Development of carvedilol transdermal patches: evaluation of physicochemical, ex vivo and mechanical properties

Abstract

Monolithic matrix-type transdermal drug delivery systems for carvedilol were prepared using a film casting technique involving hydroxypropyl methylcellulose (HPMC), hydroxypropyl cellulose (HPC), Eudragit RS 100 (ERS 100), and Eudragit RL 100 (ERL 100) as matrix-forming polymers. The prepared transdermal drug delivery systems were extensively evaluated for in vitro release, ex vivo permeation through rat abdominal skin, moisture absorption, moisture content, water vapor transmission, stability, and mechanical properties. Formulations F2, F3, and F5 were composed of a 4:1 ratio of HPMC, ERS 100; HPMC, HPC; and HPMC, ERL 100, respectively, whereas F4, F6, and F7 were composed of 3:0.5:0.5 of HPMC, ERS 100, HPC; HPMC, HPC, ERL 100; and HPMC, ERS 100, ERL 100. Formulation F1 was composed of HPMC polymer. All formulations carried 8% v/w of d-limonene as a penetration enhancer and 20% v/w of dibutylphthalate as a plasticizer. The physicochemical interaction between carvedilol and polymers were investigated by Fourier transform infrared spectroscopy and differential scanning calorimetry. Formulation F5 showed both maximum drug release (12.31 mg) and permeation (2987.67 microg/cm2) in 24 h, which differed significantly (P < 0.05) among all the formulations. Formulation F5 showed maximum flux (32.80 microg/h/cm2), which meets the flux requirements, and differed significantly (P < 0.05) among all the formulations with a permeation coefficient of 0.82 x 10(-2) cm/h.
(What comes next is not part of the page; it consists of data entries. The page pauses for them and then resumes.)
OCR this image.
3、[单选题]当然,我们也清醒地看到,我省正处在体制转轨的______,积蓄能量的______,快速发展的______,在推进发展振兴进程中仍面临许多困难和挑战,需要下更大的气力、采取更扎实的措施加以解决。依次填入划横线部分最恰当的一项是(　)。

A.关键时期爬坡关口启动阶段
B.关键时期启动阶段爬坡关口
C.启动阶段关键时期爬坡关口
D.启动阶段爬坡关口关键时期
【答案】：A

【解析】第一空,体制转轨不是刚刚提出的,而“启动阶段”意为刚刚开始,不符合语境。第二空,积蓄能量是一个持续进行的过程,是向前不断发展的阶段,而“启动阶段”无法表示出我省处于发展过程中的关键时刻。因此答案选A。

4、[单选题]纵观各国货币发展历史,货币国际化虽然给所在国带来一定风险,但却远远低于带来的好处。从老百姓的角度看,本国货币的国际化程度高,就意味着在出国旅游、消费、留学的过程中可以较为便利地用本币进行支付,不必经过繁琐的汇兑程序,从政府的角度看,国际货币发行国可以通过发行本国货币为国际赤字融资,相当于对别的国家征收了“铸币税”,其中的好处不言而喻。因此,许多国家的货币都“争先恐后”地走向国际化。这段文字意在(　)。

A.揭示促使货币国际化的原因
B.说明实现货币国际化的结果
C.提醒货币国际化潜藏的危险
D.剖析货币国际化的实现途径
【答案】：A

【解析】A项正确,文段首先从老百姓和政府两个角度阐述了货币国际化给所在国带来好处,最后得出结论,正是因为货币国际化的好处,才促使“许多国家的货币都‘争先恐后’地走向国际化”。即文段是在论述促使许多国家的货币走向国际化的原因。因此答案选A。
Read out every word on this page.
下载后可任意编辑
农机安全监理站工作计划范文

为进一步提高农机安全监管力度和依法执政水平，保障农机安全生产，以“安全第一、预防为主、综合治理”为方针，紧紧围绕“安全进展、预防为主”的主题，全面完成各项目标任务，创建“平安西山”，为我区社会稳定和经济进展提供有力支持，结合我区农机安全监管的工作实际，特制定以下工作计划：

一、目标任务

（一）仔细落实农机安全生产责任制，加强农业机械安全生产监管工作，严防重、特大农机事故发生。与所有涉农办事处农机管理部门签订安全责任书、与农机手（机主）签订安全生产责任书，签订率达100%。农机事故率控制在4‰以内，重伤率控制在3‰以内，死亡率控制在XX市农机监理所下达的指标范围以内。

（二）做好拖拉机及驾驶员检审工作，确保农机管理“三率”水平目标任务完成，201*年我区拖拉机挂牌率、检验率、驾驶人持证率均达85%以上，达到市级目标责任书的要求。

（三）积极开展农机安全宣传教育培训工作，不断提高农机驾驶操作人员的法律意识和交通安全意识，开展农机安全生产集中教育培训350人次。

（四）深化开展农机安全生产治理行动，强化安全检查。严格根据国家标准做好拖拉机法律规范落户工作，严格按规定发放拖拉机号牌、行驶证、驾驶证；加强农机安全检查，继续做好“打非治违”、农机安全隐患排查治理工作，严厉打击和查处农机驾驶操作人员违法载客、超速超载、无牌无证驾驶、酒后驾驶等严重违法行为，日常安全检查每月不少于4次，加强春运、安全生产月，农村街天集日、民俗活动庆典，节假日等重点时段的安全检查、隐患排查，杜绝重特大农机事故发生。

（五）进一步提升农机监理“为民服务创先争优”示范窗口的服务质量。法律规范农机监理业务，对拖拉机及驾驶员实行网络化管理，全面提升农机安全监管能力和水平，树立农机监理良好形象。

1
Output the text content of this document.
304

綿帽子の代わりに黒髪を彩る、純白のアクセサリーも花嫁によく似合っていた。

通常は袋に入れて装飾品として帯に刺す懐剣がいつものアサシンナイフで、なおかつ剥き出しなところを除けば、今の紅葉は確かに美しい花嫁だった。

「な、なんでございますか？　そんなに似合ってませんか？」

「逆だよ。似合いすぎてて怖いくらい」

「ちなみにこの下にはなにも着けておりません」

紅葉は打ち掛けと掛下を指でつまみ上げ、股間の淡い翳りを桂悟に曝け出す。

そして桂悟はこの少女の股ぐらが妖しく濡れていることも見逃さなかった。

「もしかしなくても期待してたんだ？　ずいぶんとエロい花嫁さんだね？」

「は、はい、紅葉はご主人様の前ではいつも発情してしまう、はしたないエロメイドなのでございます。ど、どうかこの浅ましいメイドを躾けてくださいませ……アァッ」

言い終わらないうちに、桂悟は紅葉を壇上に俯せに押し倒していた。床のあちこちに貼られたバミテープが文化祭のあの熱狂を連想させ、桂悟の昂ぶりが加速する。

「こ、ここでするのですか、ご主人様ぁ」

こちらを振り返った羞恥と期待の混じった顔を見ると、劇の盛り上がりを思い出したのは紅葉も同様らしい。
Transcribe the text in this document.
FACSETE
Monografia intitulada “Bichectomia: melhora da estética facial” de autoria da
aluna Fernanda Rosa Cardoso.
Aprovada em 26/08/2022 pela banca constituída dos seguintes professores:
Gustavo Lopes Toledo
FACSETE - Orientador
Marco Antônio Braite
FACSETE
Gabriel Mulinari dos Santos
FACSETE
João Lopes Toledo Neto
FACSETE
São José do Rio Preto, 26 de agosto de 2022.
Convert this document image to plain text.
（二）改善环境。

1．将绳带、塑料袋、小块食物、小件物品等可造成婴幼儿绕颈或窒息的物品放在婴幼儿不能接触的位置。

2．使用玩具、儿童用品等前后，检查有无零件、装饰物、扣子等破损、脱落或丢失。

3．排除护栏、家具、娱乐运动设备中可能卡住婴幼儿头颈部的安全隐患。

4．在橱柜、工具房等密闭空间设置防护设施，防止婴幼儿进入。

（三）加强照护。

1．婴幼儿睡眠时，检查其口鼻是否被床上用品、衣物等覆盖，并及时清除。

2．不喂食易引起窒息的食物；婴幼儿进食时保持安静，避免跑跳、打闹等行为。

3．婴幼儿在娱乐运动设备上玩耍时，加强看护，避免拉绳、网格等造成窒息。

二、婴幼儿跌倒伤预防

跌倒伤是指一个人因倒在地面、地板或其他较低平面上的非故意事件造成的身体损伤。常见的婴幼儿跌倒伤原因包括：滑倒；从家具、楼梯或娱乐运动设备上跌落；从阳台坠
Fourier transform infrared spectroscopy and differential scanning calorimetry studies showed no evidence of interaction between the drug and polymers. The formulations mechanical properties, tensile strength and elastic modulus (5.89 kg/cm2 for formulation F5) reveal that they are strong but not brittle. A shelf life of 2 years was predicted for the transdermal drug delivery systems. Carvedilol monolithic matrix-type transdermal therapeutic systems could be prepared having both the required flux and suitable mechanical properties.